As an adult, however, I fell in love with Nguyen. I love the N on both ends. I love when bartenders try to correct me on the pronunciation. I love that folks who take meetings with me prepare to tell me that they know other Nguyens, or share that they had a favorite Pho restaurant when they lived in the Bay area. I love the way Nguyen sounds when said aloud (whether you pronounce it like my parents, like my friend Jenny, like CNN anchor Betty, or like me), and how it looks in my fancy cursive handwriting on textured stationary. On paper, I think the six letters look strong (unlike more delicate Viet surnames like Do or Le, though those are also nice), and they remind me that I’ve got plenty of blood in me from my father’s pragmatic, thoughtful, gentle family to balance out the high-strung, prideful, wacky-but-fun dysfunctional blood of my mom’s side.
It makes me wonder then, how a name that brings me so much pride and joy is starting to feel more like a growing source of such painful, awful shame–as a result of others that share my beautiful moniker doing a bad job of reprzenting. This kinda thing happens all the time. I’m sure it’s hard, for example, to be so-and-so Nixon, Gilooly, Madoff, Palin, or Bush (kind of the reverse of how it’s great to be a Kennedy) and hold your head up high.
For the last three years or so, it’s become increasingly difficult to be a Nguyen, what with that famous “bisexual” of the same last name running around town, sullying all of our reps. Tila Tequila doesn’t even bother to use “Nguyen” in interviews unless she’s telling some sob story about her parents being immigrants (a subject easily trumped if someone prefers to ask about her tits)–yet still, that tiny bit of shared identity holds the capacity to pain all of the other Nguyens so deeply.

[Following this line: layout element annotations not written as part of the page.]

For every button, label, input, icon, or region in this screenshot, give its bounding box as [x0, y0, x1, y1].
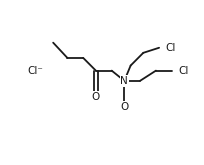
Text: Cl: Cl [165, 43, 176, 53]
Text: N: N [120, 76, 128, 86]
Text: O: O [120, 102, 129, 112]
Text: Cl⁻: Cl⁻ [28, 66, 44, 76]
Text: O: O [92, 92, 100, 102]
Text: Cl: Cl [178, 66, 188, 76]
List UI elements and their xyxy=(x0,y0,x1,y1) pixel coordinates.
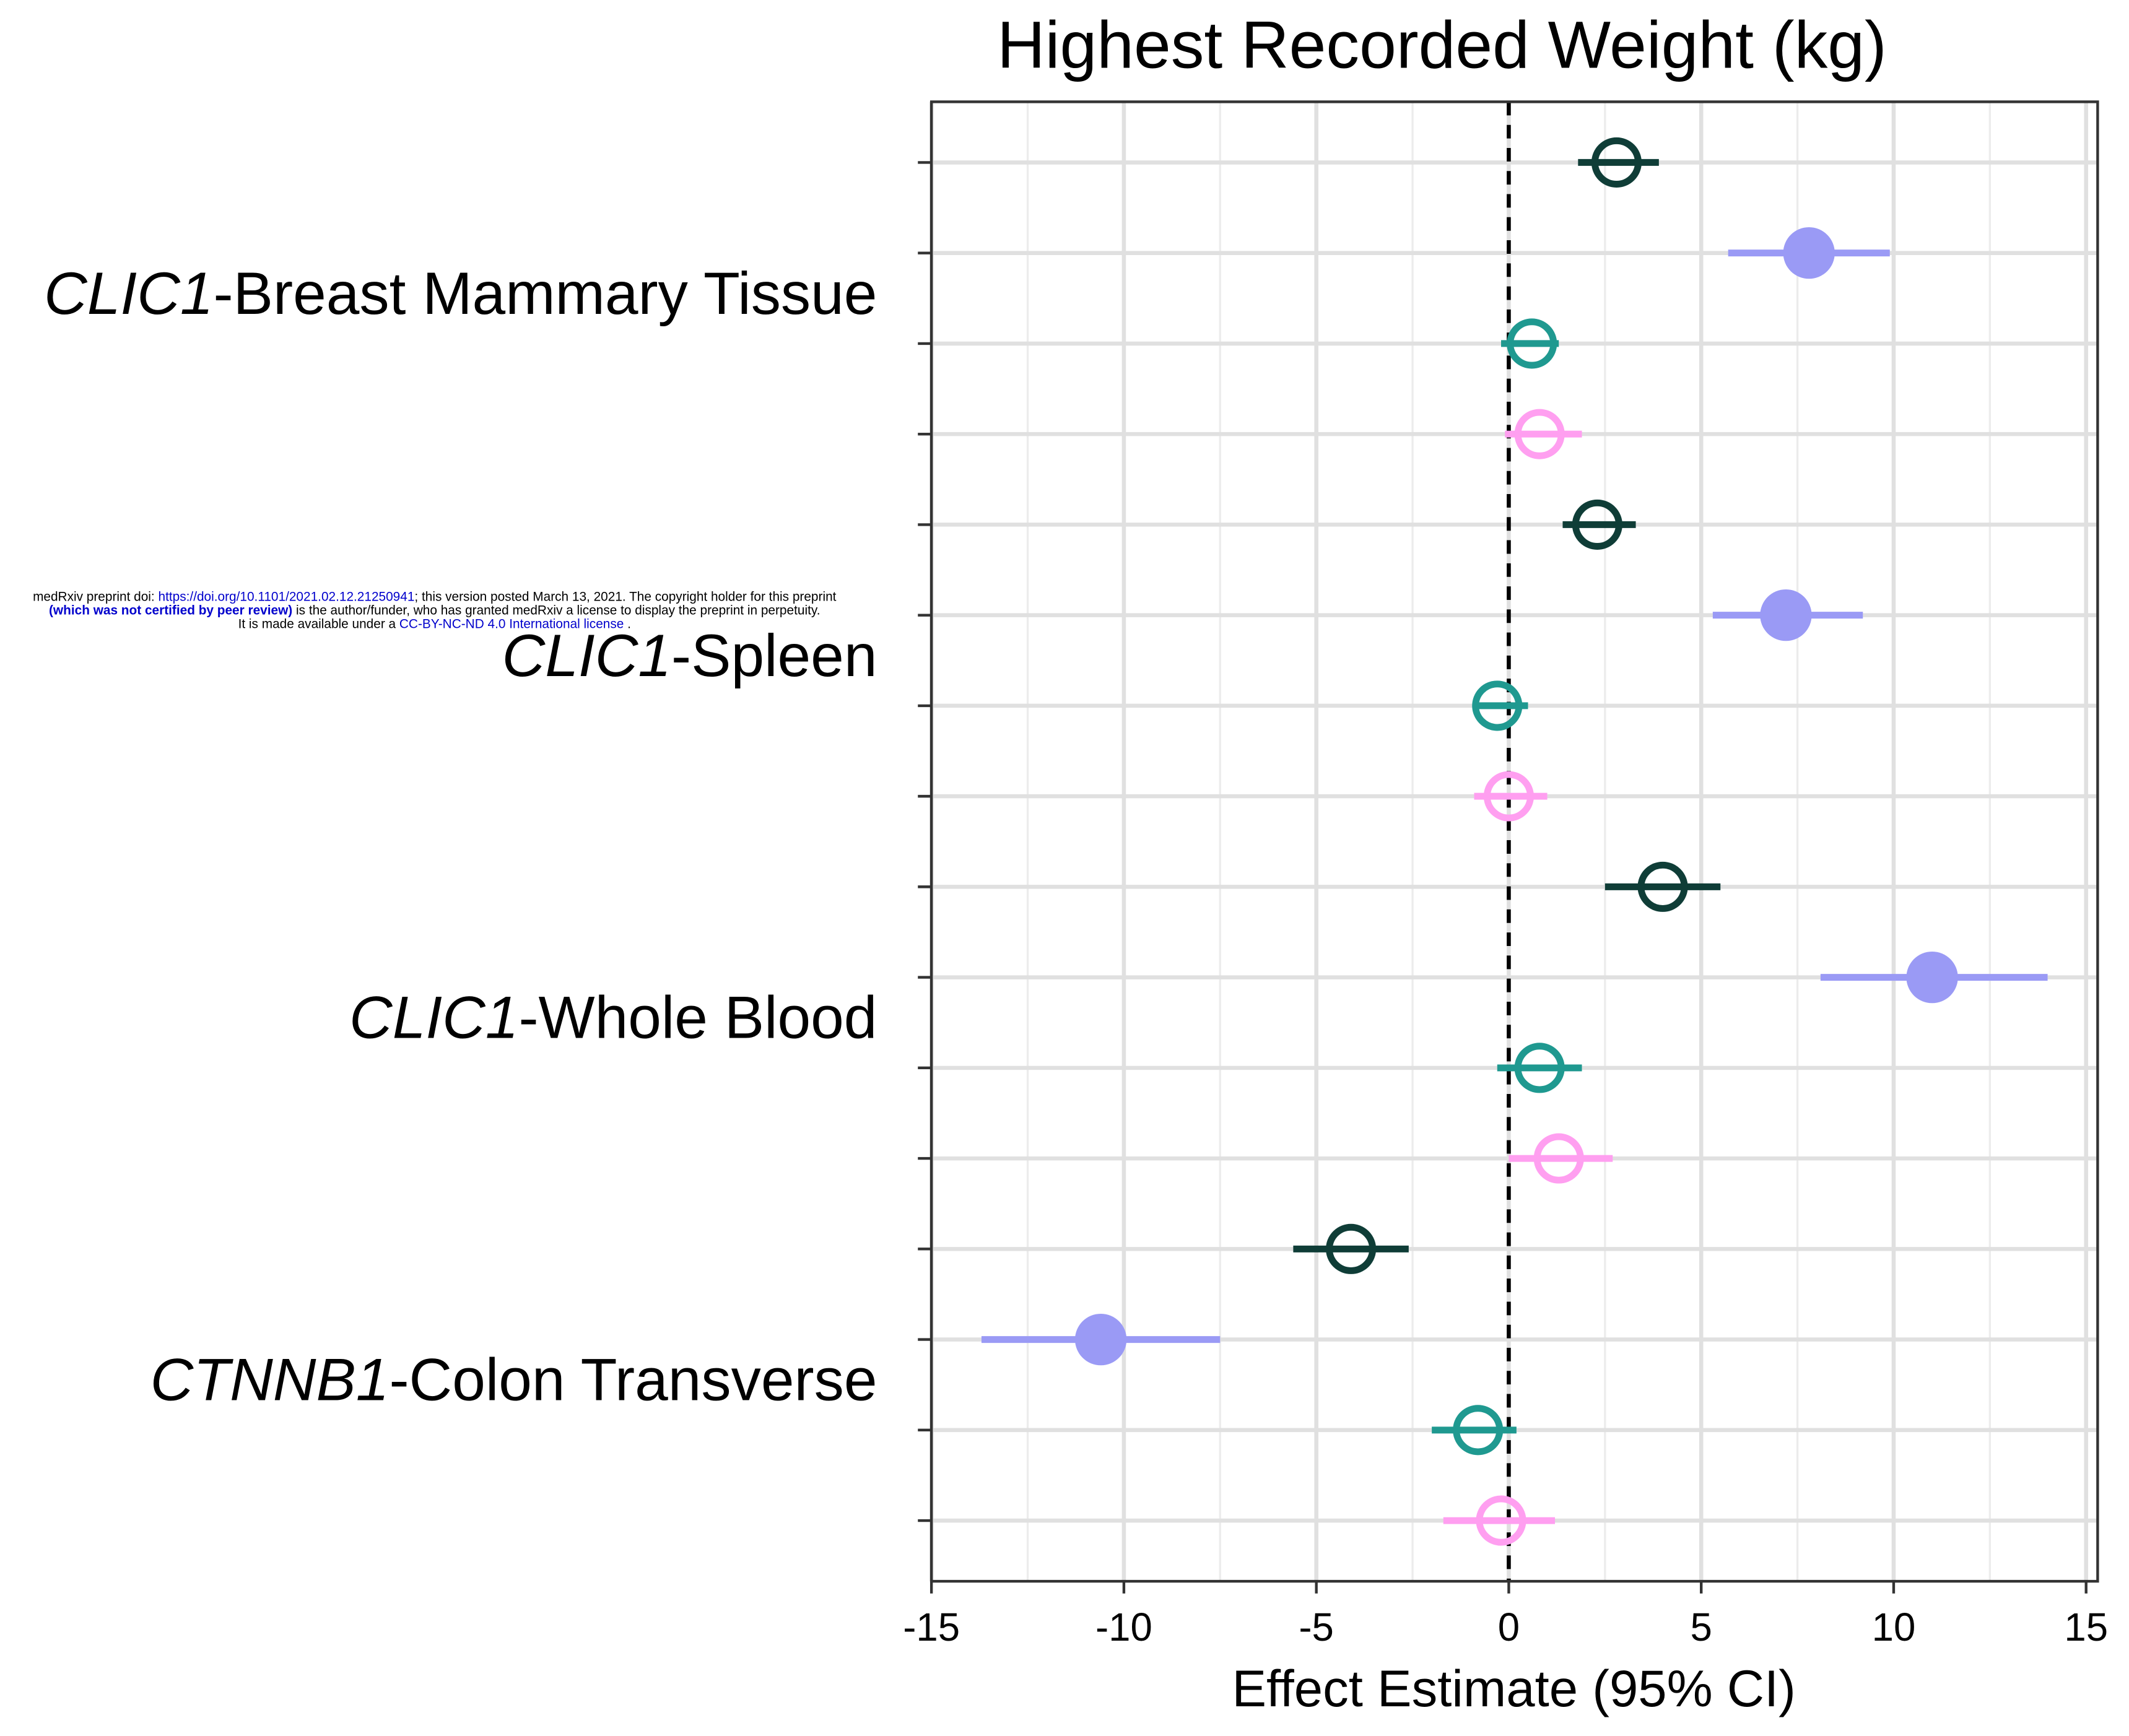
watermark-segment: is the author/funder, who has granted me… xyxy=(292,603,820,617)
x-tick-label: 5 xyxy=(1691,1605,1712,1649)
point-estimate xyxy=(1514,1043,1565,1093)
tissue-name: -Colon Transverse xyxy=(389,1347,877,1413)
watermark-segment: CC-BY-NC-ND 4.0 International license xyxy=(399,617,624,631)
gene-name: CLIC1 xyxy=(44,261,213,327)
point-estimate xyxy=(1783,227,1835,279)
point-estimate xyxy=(1572,499,1622,550)
point-estimate xyxy=(1476,1495,1526,1546)
watermark-line: It is made available under a CC-BY-NC-ND… xyxy=(238,617,631,631)
point-estimate xyxy=(1591,137,1642,188)
point-estimate xyxy=(1514,409,1565,459)
point-estimate xyxy=(1906,951,1958,1004)
x-tick-label: -10 xyxy=(1095,1605,1152,1649)
watermark-segment: . xyxy=(624,617,631,631)
x-tick-label: 10 xyxy=(1872,1605,1916,1649)
watermark-segment: https://doi.org/10.1101/2021.02.12.21250… xyxy=(159,589,415,604)
tissue-name: -Whole Blood xyxy=(518,985,877,1051)
gene-name: CTNNB1 xyxy=(150,1347,390,1413)
gene-name: CLIC1 xyxy=(349,985,518,1051)
point-estimate xyxy=(1533,1133,1584,1184)
point-estimate xyxy=(1472,680,1523,731)
watermark-segment: ; this version posted March 13, 2021. Th… xyxy=(414,589,836,604)
watermark-line: medRxiv preprint doi: https://doi.org/10… xyxy=(33,589,837,604)
watermark-segment: (which was not certified by peer review) xyxy=(49,603,292,617)
point-estimate xyxy=(1074,1313,1127,1366)
watermark-segment: It is made available under a xyxy=(238,617,399,631)
point-estimate xyxy=(1760,589,1812,641)
x-axis-title: Effect Estimate (95% CI) xyxy=(1232,1660,1795,1717)
x-tick-label: -5 xyxy=(1299,1605,1334,1649)
gene-name: CLIC1 xyxy=(502,623,671,689)
chart-title: Highest Recorded Weight (kg) xyxy=(997,7,1887,82)
x-tick-label: 0 xyxy=(1498,1605,1520,1649)
tissue-name: -Spleen xyxy=(671,623,877,689)
point-estimate xyxy=(1483,771,1534,822)
watermark-segment: medRxiv preprint doi: xyxy=(33,589,158,604)
category-label: CLIC1-Breast Mammary Tissue xyxy=(44,261,877,327)
x-tick-label: -15 xyxy=(903,1605,960,1649)
point-estimate xyxy=(1453,1405,1504,1456)
tissue-name: -Breast Mammary Tissue xyxy=(214,261,877,327)
panel-border xyxy=(930,100,2099,1583)
watermark-line: (which was not certified by peer review)… xyxy=(49,603,821,617)
category-label: CLIC1-Whole Blood xyxy=(349,985,877,1051)
category-label: CLIC1-Spleen xyxy=(502,623,877,689)
point-estimate xyxy=(1637,861,1688,912)
x-tick-label: 15 xyxy=(2064,1605,2108,1649)
category-label: CTNNB1-Colon Transverse xyxy=(150,1347,877,1413)
point-estimate xyxy=(1326,1223,1377,1274)
point-estimate xyxy=(1507,318,1557,369)
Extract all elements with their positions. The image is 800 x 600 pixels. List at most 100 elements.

And to think it could get worse.
One of our readers unleashed a terrible truth on me today: the nameless ginormous boob skank (Wait, don’t call her that!) that shot to anonymous fame via one unfortunate Michael Phelps photo-op actually has a name–and that name is… Nguyen.
In fact, Naomi Nguyen, apparently a former fighter/now actress, has her own official website, replete with more ginormous boob photos:
But there’s more than just a name! You can actually get to know her in this charming, candid interview:
Okay. She’s no genius. She’s got some crazy fuckin’ circus boobies. But you know, I wouldn’t exactly state that I have anything against this not-ginormous boob skank per se.
…I just really, really, really, really, really wish we didn’t have the same last name.
As you may recall from last week, the poor gal photographed near Michael Phelps at LAX Airport was subsequently called everything under the sun: Phelps’ girlfriend, a “busomy, exotic stranger”, a “stacked stripper”, a “total stranger”, a “stalker”, “some little Asian girl with buoys strapped to her chest“, and of course, “a fug Asian chick” (to name a few).
But let it be known, as declared right here and now (or, more accurately, on TMZ) that this woman refuses to be referred to as:
In her words: “I’m not a ‘ginormous boob skank’, oh my god. Oh my god. I am not a ginormous boob skank.”
And in her friend’s words: “[unfomfortable chuckle] She’s not a skank.”
The funny thing is, we did some homework and can’t seem to find anywhere on TMZ where she was referred to as a ginormous boob skank. And actually, given our extensive research (Google), we aren’t actually certain that anybody of note ever did.
But there you have it folks, it seems like most of the monikers you’ve bestowed upon this fine lady are, indeed, just fine. But “ginormous boob skank”–as the lady says it–is totally fucking off limits.